Every personal journey really begins quite early in life. As a child growing up your parents tell you what to do. They have to. That’s their job. They train you for a certain amount of choice, obedience and self-discipline. You learn about both freedom and constraints. If they are good parents they love you and so you learn to love yourself.
Then you go to school and the teacher tells you what to do. If you want to succeed you pay attention, work to get better grades, and you’re rewarded with a feel-good. Its been said many times that our education system is designed as a factory to produce workers, not entrepreneurs, leaders or even citizens. Maybe its just easier to manage kids who all act the same. School has tended to train-out the mavericks and misfits in us and train-in the conformists. Those with strong entrepreneurial tendencies get restless in the routine of school programs. They get into trouble when they try to do something different. They may even drop out to explore the world.

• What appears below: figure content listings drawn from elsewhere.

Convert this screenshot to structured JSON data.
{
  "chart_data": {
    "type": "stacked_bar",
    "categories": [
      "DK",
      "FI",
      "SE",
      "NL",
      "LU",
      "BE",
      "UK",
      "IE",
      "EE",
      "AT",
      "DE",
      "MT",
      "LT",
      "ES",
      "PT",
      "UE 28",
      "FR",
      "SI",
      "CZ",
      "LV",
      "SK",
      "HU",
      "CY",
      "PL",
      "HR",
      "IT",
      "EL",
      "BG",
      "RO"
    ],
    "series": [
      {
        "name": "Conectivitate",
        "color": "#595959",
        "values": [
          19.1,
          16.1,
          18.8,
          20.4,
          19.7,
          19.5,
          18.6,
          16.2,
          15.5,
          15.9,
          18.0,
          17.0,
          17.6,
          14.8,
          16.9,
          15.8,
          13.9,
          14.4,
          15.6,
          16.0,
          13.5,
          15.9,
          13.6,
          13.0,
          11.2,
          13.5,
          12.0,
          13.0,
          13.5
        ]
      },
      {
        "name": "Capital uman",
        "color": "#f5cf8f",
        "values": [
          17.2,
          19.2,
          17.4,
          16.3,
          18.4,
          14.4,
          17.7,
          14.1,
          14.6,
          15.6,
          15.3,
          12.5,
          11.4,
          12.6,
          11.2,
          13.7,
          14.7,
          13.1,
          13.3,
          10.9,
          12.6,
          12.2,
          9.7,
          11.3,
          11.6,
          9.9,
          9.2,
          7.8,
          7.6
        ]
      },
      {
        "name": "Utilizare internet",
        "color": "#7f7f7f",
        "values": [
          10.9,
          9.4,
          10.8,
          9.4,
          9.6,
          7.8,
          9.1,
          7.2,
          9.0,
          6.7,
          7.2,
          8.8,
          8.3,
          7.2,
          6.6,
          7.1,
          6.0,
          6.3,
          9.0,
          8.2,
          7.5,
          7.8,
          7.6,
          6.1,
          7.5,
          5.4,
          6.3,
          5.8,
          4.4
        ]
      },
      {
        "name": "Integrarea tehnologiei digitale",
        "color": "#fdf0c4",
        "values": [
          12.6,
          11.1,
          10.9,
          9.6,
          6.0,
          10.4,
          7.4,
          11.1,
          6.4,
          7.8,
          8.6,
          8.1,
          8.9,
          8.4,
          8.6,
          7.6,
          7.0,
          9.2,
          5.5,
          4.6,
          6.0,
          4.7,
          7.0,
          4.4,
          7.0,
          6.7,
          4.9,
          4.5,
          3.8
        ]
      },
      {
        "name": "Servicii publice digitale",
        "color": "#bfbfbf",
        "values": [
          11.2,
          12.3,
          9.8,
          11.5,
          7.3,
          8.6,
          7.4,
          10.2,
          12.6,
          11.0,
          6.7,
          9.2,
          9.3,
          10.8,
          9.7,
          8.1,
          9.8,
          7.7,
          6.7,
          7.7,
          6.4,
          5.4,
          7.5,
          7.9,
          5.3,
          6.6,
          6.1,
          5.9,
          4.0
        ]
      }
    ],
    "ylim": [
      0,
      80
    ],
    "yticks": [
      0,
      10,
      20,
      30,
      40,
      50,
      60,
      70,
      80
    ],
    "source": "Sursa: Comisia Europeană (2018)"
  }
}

If you stay in school long enough, the school program becomes your life script. It is largely written by your culture. You follow that script and maybe do a little editing along the way to make it yours.

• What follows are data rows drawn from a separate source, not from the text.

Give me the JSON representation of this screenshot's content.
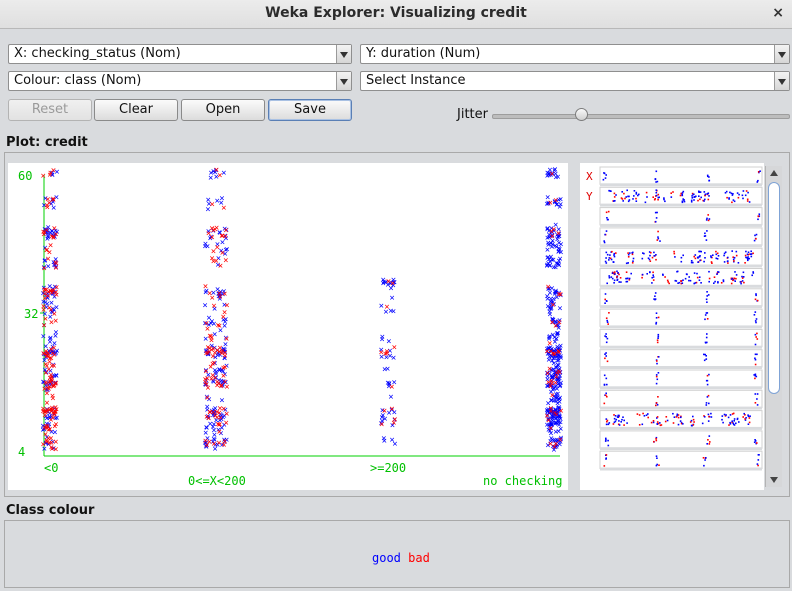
{
  "window": {
    "title": "Weka Explorer: Visualizing credit",
    "close_glyph": "×"
  },
  "controls": {
    "x_axis": "X: checking_status (Nom)",
    "y_axis": "Y: duration (Num)",
    "colour": "Colour: class (Nom)",
    "instance": "Select Instance",
    "reset_label": "Reset",
    "clear_label": "Clear",
    "open_label": "Open",
    "save_label": "Save",
    "jitter_label": "Jitter",
    "jitter_level": 0.3
  },
  "plot": {
    "label": "Plot: credit",
    "y_ticks": [
      "60",
      "32",
      "4"
    ],
    "x_categories": [
      "<0",
      "0<=X<200",
      ">=200",
      "no checking"
    ],
    "axis_color": "#00d000"
  },
  "chart_data": {
    "type": "scatter",
    "x": "checking_status",
    "y": "duration",
    "categories": [
      "<0",
      "0<=X<200",
      ">=200",
      "no checking"
    ],
    "ylim": [
      4,
      60
    ],
    "y_ticks": [
      60,
      32,
      4
    ],
    "colour_by": "class",
    "series": [
      {
        "name": "good",
        "color": "#0000ff",
        "approx_points_per_category": [
          140,
          165,
          50,
          345
        ]
      },
      {
        "name": "bad",
        "color": "#ff0000",
        "approx_points_per_category": [
          135,
          105,
          14,
          46
        ]
      }
    ]
  },
  "matrix": {
    "x_marker": "X",
    "y_marker": "Y",
    "rows": 15
  },
  "class_colour": {
    "label": "Class colour",
    "items": [
      {
        "name": "good",
        "color": "#0000ff"
      },
      {
        "name": "bad",
        "color": "#ff0000"
      }
    ]
  }
}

When you graduate from formal schooling you get a job. The boss tells you what to do and, if you work hard, you get paid, sometimes promoted. You make something, or provide a service that people want, and you get a sense of pride and self-worth.
But as time wears on you may begin to think, “I know this stuff better than my boss. Why am I taking orders?” You’re striving for mastery of your craft. You want to actualize your potential. Maybe you just need to do your own thing, unencumbered by other people’s goals, rules and restrictions. Unless you come from an entrepreneurial family, you’re unlikely to get much encouragement to do your own thing and manage your own time. If you’re going to swim, you’re on your own.
Along the way you meet people who left school to do their own thing. They aren’t cut out for school, even though they’re pretty smart. They find out they aren’t cut out for the nine-to-five job either. If you watch their career path it likely goes from sales to running their own business by the time they’re 25. These people are different. They’re restless. They thrive on risks. They learn best by doing, and maybe they make a lot of bad decisions along the way. But they are also quite resilient and they do learn. They’re ducks!
These people are natural entrepreneurs. They don’t know anything else. They hate being trapped in someone else’s plan and they always have. “Don’t fence me in!” They may tend to be more outgoing, and are quite comfortable quickly reassessing a situation and changing their minds. They make up a minority of the population. But when we hear the word “entrepreneur“, this character comes to mind.
So maybe you’re not one of those natural born entrepreneurs. All your life you heeded people who told you what to do. You mastered your craft as far as you can take it. Now you’re on your own. Maybe you just had enough of that and want something new and challenging. Maybe you got laid off and you’re sick of depending on other people and letting them decide when you leave.
For the first time ever, perhaps now in mid-life, you realise you’re free to define what kind of duck you are and what you will become. You’re on a learning curve like you have never seen before. It’s something like coming of age and leaving home, something like getting married, or becoming a first time parent. You must experiment, test and learn, but where do you start?
You discover something new about yourself — you’re a wayfinder! — and you are not alone.